In fact, I’m all for making changes semester-to-semester, year-to-year, and gauging the results. We can discover many wonderful new methods without an IRB-approved study by simply trying something new, and comparing the results to what we did the year before. More experimental rigor may be required before making large, generalizable claims. But most thoughtful teachers have improved their craft and their service to their students quite legitimately through such experimentation in their teaching.

However, the resistance to try something new simply because what we’ve always been doing produces good results is fallacious. Specifically, this is post hoc, propter hoc logic—the idea that when one thing is followed by another thing, that first occurrence caused the second.
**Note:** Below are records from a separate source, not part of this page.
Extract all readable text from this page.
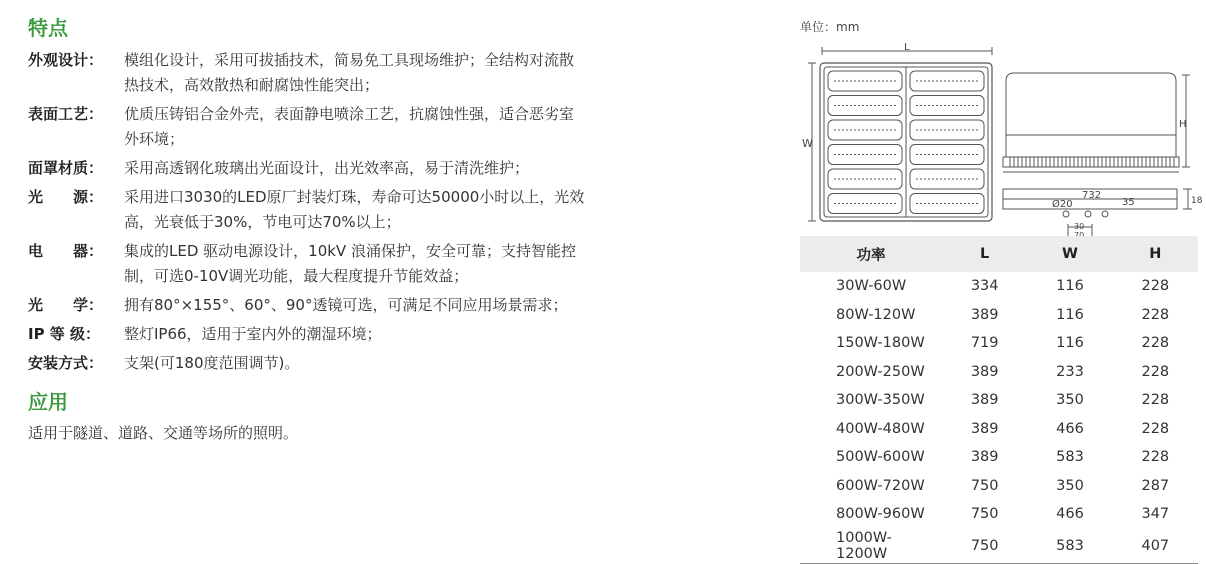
特点
外观设计：	模组化设计，采用可拔插技术，简易免工具现场维护；全结构对流散
热技术，高效散热和耐腐蚀性能突出；
表面工艺：	优质压铸铝合金外壳，表面静电喷涂工艺，抗腐蚀性强，适合恶劣室
外环境；
面罩材质：	采用高透钢化玻璃出光面设计，出光效率高，易于清洗维护；
光　　源：	采用进口3030的LED原厂封装灯珠，寿命可达50000小时以上，光效
高，光衰低于30%，节电可达70%以上；
电　　器：	集成的LED 驱动电源设计，10kV 浪涌保护，安全可靠；支持智能控
制，可选0-10V调光功能，最大程度提升节能效益；
光　　学：	拥有80°×155°、60°、90°透镜可选，可满足不同应用场景需求；
IP 等 级：	整灯IP66，适用于室内外的潮湿环境；
安装方式：	支架(可180度范围调节)。
应用
适用于隧道、道路、交通等场所的照明。
单位：mm
L
W
H
732
Ø20	35	18
30
功率	L	W	H
30W-60W	334	116	228
80W-120W	389	116	228
150W-180W	719	116	228
200W-250W	389	233	228
300W-350W	389	350	228
400W-480W	389	466	228
500W-600W	389	583	228
600W-720W	750	350	287
800W-960W	750	466	347
1000W-1200W	750	583	407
Simply because I teach in a certain way and my students demonstrate significant knowledge at the end of the course does not mean that my teaching led to their learning. We can all think of times as students when we learned the content of a course in a deep way in spite of the poor instruction we received. (We simply cared too much not to work hard enough to teach ourselves and/or learn from our peers.) We need the humility to recognize this possibility as teachers.

As in most examples of post hoc, propter hoc, there is more than one potential contributing factor to the result of student learning: the instructor’s efforts, of course, but also the students’ efforts, the textbook (and/or supporting media), the students’ motivation, the level of interest and intelligence of fellow students, the location and time of the class, and—of course—the knowledge and abilities of students when they enter the class. Without accounting for these other factors, we cannot claim a causal relationship without major caveats and equivocations.

So when we find ourselves saying something like “I’ve been doing it this way for a long time, and it always gets good results,” or “this is how my professor did it, and it worked great for me,” let’s check ourselves. Do we know the real cause of our students’ success? Have we accounted for other factors?

Or are we arrogantly assuming that our students’ learning is primarily due to our instructional prowess?